Mawer is more interested in culture than politics. Yet while culture can be subversive, it is politics that determines the quality of a nation’s life. In a scene when Sam’s girlfriend takes him to meet her mother, we are given in a few pages, through the story of one family, the bitter political experience endured by the generation that lived through the war and had its hopes of a good society destroyed by the stupid brutality of the Party and its apparatchiks.
There is a sharp contrast here with the exuberance of the young, tasting for the first time a freedom which allows them to speak and write as they please and to indulge a belief that they can indeed create that good society. Mawer brings off the difficult feat of letting the reader believe in this possibility even while we know that their hopes are going to be shattered and that the prison gates will bang shut again.
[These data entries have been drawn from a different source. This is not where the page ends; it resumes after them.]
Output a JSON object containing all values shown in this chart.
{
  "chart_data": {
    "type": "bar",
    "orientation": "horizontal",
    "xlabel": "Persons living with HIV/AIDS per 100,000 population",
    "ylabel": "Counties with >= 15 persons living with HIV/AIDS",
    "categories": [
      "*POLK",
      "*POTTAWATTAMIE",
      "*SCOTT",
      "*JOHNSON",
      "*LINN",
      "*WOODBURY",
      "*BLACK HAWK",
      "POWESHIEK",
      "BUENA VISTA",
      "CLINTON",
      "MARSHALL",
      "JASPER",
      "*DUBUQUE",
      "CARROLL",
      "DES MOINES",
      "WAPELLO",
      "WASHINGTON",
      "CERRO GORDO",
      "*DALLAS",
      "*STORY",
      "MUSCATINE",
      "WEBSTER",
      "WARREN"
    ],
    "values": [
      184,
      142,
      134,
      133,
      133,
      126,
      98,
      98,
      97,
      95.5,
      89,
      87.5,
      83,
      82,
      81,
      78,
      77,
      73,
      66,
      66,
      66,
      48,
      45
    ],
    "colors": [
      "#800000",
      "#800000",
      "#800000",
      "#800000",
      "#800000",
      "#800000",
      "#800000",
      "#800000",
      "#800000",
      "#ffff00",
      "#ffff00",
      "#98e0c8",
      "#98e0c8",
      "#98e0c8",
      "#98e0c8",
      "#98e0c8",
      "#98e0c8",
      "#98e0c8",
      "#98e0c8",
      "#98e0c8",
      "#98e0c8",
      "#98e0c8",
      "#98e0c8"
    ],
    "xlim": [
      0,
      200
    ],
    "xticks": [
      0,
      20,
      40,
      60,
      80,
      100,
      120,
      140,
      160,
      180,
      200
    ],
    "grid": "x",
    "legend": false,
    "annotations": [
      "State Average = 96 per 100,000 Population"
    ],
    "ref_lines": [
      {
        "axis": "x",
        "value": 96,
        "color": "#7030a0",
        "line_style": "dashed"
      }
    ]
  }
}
Of the English characters, Sam is efficient, the man turning the wheels of the plot; more to be respected than liked. Ellie and James are likeable, with Ellie quick to identify with the students – she has, after all, been throwing cobblestones in Paris during the May événements; James, uncertain of Ellie’s feelings for him and indeed of his for her, understands little of what is happening, but is evidently decent, caring and sensible. If he exists partly to mark the contrast between the impassioned engagement of the young Czechs and his English distrust of enthusiasm, well, it’s a fair contrast, worth depicting.
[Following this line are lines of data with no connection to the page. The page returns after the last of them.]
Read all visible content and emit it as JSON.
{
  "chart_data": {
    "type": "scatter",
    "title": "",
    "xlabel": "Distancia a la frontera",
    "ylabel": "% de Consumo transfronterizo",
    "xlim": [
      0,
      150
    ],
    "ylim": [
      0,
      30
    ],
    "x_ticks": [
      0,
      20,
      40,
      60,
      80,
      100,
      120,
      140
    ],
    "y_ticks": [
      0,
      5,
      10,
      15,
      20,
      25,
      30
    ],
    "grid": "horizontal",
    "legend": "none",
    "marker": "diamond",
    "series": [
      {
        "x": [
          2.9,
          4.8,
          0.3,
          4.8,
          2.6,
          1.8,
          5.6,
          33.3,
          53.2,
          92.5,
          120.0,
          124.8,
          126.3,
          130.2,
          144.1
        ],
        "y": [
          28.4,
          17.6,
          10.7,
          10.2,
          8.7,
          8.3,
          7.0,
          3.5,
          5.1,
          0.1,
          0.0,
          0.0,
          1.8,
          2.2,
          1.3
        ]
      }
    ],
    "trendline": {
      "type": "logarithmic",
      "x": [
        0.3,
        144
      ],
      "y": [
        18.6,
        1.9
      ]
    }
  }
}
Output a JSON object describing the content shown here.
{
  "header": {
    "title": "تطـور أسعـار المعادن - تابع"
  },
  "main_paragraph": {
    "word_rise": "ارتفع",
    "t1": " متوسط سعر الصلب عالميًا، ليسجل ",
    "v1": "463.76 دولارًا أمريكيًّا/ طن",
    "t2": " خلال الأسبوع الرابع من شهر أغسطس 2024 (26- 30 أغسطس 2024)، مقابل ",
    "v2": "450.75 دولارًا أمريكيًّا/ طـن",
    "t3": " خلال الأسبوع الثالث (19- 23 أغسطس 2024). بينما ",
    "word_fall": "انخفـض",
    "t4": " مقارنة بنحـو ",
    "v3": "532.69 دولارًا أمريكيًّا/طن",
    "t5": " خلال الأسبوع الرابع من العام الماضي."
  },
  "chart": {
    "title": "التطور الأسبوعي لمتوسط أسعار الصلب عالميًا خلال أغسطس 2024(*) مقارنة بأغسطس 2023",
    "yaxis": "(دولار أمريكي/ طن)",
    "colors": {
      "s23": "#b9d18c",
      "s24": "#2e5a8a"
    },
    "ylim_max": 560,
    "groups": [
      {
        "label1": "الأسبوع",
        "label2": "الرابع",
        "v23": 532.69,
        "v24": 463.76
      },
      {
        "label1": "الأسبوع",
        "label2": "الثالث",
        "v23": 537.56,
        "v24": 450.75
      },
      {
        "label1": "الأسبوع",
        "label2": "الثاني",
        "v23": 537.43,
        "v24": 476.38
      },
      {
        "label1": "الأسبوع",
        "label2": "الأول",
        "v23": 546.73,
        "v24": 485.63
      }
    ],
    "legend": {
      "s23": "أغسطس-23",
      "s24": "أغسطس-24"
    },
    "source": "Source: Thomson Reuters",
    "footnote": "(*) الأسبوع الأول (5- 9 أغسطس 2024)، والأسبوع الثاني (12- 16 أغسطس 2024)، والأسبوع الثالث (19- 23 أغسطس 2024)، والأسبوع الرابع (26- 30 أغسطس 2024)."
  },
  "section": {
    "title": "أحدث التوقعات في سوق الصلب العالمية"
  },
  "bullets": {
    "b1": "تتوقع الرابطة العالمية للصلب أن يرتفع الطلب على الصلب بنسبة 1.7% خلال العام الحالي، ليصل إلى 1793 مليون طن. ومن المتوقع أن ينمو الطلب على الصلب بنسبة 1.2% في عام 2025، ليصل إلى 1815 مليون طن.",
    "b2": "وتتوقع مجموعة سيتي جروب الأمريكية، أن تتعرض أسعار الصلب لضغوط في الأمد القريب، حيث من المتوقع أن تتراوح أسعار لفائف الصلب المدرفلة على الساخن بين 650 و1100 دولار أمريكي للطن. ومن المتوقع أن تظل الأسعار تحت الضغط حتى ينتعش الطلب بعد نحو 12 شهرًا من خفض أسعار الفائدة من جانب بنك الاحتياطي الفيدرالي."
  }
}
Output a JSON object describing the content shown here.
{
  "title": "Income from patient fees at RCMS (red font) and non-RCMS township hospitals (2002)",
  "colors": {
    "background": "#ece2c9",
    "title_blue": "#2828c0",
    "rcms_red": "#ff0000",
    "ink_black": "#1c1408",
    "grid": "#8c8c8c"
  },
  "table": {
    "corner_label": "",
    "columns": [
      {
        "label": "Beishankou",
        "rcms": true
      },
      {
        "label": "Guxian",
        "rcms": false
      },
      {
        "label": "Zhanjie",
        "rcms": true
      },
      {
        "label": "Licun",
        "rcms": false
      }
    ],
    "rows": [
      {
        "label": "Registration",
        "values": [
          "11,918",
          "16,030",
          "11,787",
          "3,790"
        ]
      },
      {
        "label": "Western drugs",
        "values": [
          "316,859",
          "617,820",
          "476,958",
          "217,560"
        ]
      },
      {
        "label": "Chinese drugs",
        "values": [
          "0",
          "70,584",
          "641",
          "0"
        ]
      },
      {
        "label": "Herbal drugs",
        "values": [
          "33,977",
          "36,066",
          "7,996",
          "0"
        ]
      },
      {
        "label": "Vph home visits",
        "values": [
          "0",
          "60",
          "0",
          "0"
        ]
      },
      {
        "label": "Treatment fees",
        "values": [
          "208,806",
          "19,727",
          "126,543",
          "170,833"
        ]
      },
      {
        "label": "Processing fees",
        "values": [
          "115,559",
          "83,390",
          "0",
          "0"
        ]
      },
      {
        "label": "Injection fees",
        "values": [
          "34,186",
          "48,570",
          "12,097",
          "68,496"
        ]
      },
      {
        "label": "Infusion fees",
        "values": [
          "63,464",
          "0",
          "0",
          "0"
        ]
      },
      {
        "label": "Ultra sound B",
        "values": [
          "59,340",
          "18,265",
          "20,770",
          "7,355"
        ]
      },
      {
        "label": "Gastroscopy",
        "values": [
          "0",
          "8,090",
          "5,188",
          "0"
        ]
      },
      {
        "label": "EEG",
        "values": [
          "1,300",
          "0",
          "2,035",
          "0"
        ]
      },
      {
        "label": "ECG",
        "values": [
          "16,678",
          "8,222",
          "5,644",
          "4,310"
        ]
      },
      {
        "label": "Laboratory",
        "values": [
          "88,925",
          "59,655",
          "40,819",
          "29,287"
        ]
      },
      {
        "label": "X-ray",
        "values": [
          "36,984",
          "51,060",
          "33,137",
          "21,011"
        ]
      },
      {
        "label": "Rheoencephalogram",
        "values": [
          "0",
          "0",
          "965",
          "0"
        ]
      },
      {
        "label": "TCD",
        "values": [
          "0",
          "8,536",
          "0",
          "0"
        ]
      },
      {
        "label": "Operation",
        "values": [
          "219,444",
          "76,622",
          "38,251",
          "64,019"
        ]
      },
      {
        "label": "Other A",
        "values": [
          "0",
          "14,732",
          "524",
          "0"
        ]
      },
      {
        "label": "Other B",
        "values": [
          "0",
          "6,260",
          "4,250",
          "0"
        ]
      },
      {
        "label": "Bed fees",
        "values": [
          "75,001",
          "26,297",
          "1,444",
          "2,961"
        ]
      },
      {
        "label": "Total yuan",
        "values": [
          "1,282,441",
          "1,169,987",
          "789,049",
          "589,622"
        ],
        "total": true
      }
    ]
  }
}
Half-way through the novel, I was thinking that it had neither the icy and disturbing elegance of what I have thought to be Mawer’s best novel, The Glass House, nor the compelling plot of Trapeze and its sequel Tightrope, and judged that it might be only a rather superior example of the Cold War school of Le Carré novel, now a rather familiar genre in which it is difficult to do anything new. By the end, I realized it had got beyond that, and not only because the narrative of the takeover of the city and country by the Russians and their “fraternal” allies is masterly and chilling; in short, I concluded that it is as good as anything Simon Mawer has written; which means it is very good indeed.
Prague Spring, by Simon Mawer, Little, Brown, 395pp, £18.99. Simon Mawer is at the Ediburgh International Book Festival on 13 August.